The application is basically a single XHTML web page, which loads the models by referencing the external model files. X3DOM is a framework created around the X3D file standard. So the models need to be in X3D format, although recent versions can also handle the more common .gtlf/.glb format. The user interface and interaction is a custom design using html, css and javascript. The X3DOM API allows for easy integration of all the functionality with models and user interface, although quite some time was spent on learning the right way to reference the X3DOM functions and properties. We ran into some complications which are common when working with open source. For instance, pieces of code found on websites like github or in examples online were sometimes not compatible with recent versions of X3DOM, which required the occasional time-consuming deep dive in the source code to fix it. We managed, but it is clear that we sometimes hit our limitations as self-taught programmers with many other interests besides the technology itself.

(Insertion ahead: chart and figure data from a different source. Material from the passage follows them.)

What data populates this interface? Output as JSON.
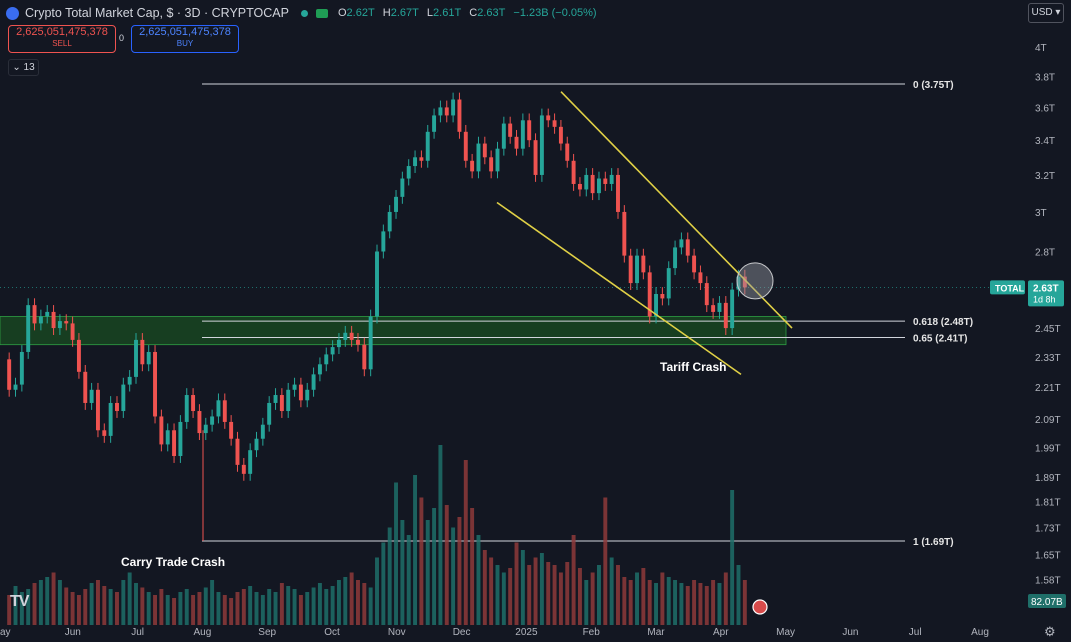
{
  "header": {
    "title": "Crypto Total Market Cap, $ · 3D · CRYPTOCAP",
    "ohlc": [
      {
        "label": "O",
        "value": "2.62T"
      },
      {
        "label": "H",
        "value": "2.67T"
      },
      {
        "label": "L",
        "value": "2.61T"
      },
      {
        "label": "C",
        "value": "2.63T"
      }
    ],
    "change": "−1.23B (−0.05%)"
  },
  "trade": {
    "sell_price": "2,625,051,475,378",
    "sell_label": "SELL",
    "spread": "0",
    "buy_price": "2,625,051,475,378",
    "buy_label": "BUY"
  },
  "indicators_count": "13",
  "currency": "USD",
  "colors": {
    "background": "#131722",
    "up": "#26a69a",
    "down": "#ef5350",
    "trendline": "#e0d046",
    "support_zone": "#1b5e20",
    "text": "#d1d4dc"
  },
  "icons": [
    "logo-icon",
    "market-status-dot-icon",
    "eye-icon",
    "tradingview-logo-icon",
    "settings-gear-icon",
    "us-flag-icon"
  ],
  "chart_data": {
    "type": "candlestick",
    "symbol": "TOTAL",
    "timeframe": "3D",
    "price_axis": {
      "scale": "log",
      "ticks": [
        "4T",
        "3.8T",
        "3.6T",
        "3.4T",
        "3.2T",
        "3T",
        "2.8T",
        "2.63T",
        "2.45T",
        "2.33T",
        "2.21T",
        "2.09T",
        "1.99T",
        "1.89T",
        "1.81T",
        "1.73T",
        "1.65T",
        "1.58T"
      ]
    },
    "time_axis": [
      "ay",
      "Jun",
      "Jul",
      "Aug",
      "Sep",
      "Oct",
      "Nov",
      "Dec",
      "2025",
      "Feb",
      "Mar",
      "Apr",
      "May",
      "Jun",
      "Jul",
      "Aug"
    ],
    "last_price": {
      "label": "TOTAL",
      "value": "2.63T",
      "countdown": "1d 8h"
    },
    "volume_label": "82.07B",
    "fibonacci": [
      {
        "label": "0 (3.75T)",
        "value": 3.75
      },
      {
        "label": "0.618 (2.48T)",
        "value": 2.48
      },
      {
        "label": "0.65 (2.41T)",
        "value": 2.41
      },
      {
        "label": "1 (1.69T)",
        "value": 1.69
      }
    ],
    "annotations": [
      {
        "text": "Tariff Crash"
      },
      {
        "text": "Carry Trade Crash"
      }
    ],
    "support_zone": {
      "low": 2.38,
      "high": 2.5
    },
    "price_path": [
      2.32,
      2.2,
      2.22,
      2.35,
      2.55,
      2.47,
      2.5,
      2.52,
      2.45,
      2.48,
      2.47,
      2.4,
      2.27,
      2.15,
      2.2,
      2.05,
      2.03,
      2.15,
      2.12,
      2.22,
      2.25,
      2.4,
      2.3,
      2.35,
      2.1,
      2.0,
      2.05,
      1.96,
      2.08,
      2.18,
      2.12,
      2.04,
      2.07,
      2.1,
      2.16,
      2.08,
      2.02,
      1.93,
      1.9,
      1.98,
      2.02,
      2.07,
      2.15,
      2.18,
      2.12,
      2.2,
      2.22,
      2.16,
      2.2,
      2.26,
      2.3,
      2.34,
      2.37,
      2.4,
      2.43,
      2.4,
      2.38,
      2.28,
      2.5,
      2.8,
      2.9,
      3.0,
      3.08,
      3.18,
      3.25,
      3.3,
      3.28,
      3.45,
      3.55,
      3.6,
      3.55,
      3.65,
      3.45,
      3.28,
      3.22,
      3.38,
      3.3,
      3.22,
      3.35,
      3.5,
      3.42,
      3.35,
      3.52,
      3.4,
      3.2,
      3.55,
      3.52,
      3.48,
      3.38,
      3.28,
      3.15,
      3.12,
      3.2,
      3.1,
      3.18,
      3.15,
      3.2,
      3.0,
      2.78,
      2.65,
      2.78,
      2.7,
      2.5,
      2.6,
      2.58,
      2.72,
      2.82,
      2.86,
      2.78,
      2.7,
      2.65,
      2.55,
      2.52,
      2.56,
      2.45,
      2.62,
      2.68,
      2.63
    ],
    "volume_path": [
      0.2,
      0.26,
      0.22,
      0.24,
      0.28,
      0.3,
      0.32,
      0.35,
      0.3,
      0.25,
      0.22,
      0.2,
      0.24,
      0.28,
      0.3,
      0.26,
      0.24,
      0.22,
      0.3,
      0.35,
      0.28,
      0.25,
      0.22,
      0.2,
      0.24,
      0.2,
      0.18,
      0.22,
      0.24,
      0.2,
      0.22,
      0.25,
      0.3,
      0.22,
      0.2,
      0.18,
      0.22,
      0.24,
      0.26,
      0.22,
      0.2,
      0.24,
      0.22,
      0.28,
      0.26,
      0.24,
      0.2,
      0.22,
      0.25,
      0.28,
      0.24,
      0.26,
      0.3,
      0.32,
      0.35,
      0.3,
      0.28,
      0.25,
      0.45,
      0.55,
      0.65,
      0.95,
      0.7,
      0.6,
      1.0,
      0.85,
      0.7,
      0.78,
      1.2,
      0.8,
      0.65,
      0.72,
      1.1,
      0.78,
      0.6,
      0.5,
      0.45,
      0.4,
      0.35,
      0.38,
      0.55,
      0.5,
      0.4,
      0.45,
      0.48,
      0.42,
      0.4,
      0.35,
      0.42,
      0.6,
      0.38,
      0.3,
      0.35,
      0.4,
      0.85,
      0.45,
      0.4,
      0.32,
      0.3,
      0.35,
      0.38,
      0.3,
      0.28,
      0.35,
      0.32,
      0.3,
      0.28,
      0.26,
      0.3,
      0.28,
      0.26,
      0.3,
      0.28,
      0.35,
      0.9,
      0.4,
      0.3,
      0.22
    ]
  }
}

Animal mummy app prototype in the exhibition room, with touchscreen and projection on wall.

Conclusion

Although we successfully created an application that could count on a lot of positive response during the opening of the exhibition, there are some critical notes to make. This mainly regards the display quality of the CT scan data. As the purpose of display quality is not aesthetic but mainly to create a visualisation that is easily understood and interpreted by the user, this is something we will need to focus on in the upcoming months. We furthermore noted that the touch interaction with the 3D models could be improved, although we are limited by X3DOM functionality in this regards. We will also start adding the other planned features such as the annotation and snapshot tools that allow the user to make independent observations and interpretations about ancient artefacts. Finally, we will keep on adding new mummies until all scanned specimens are accessible through the animal mummies viewer.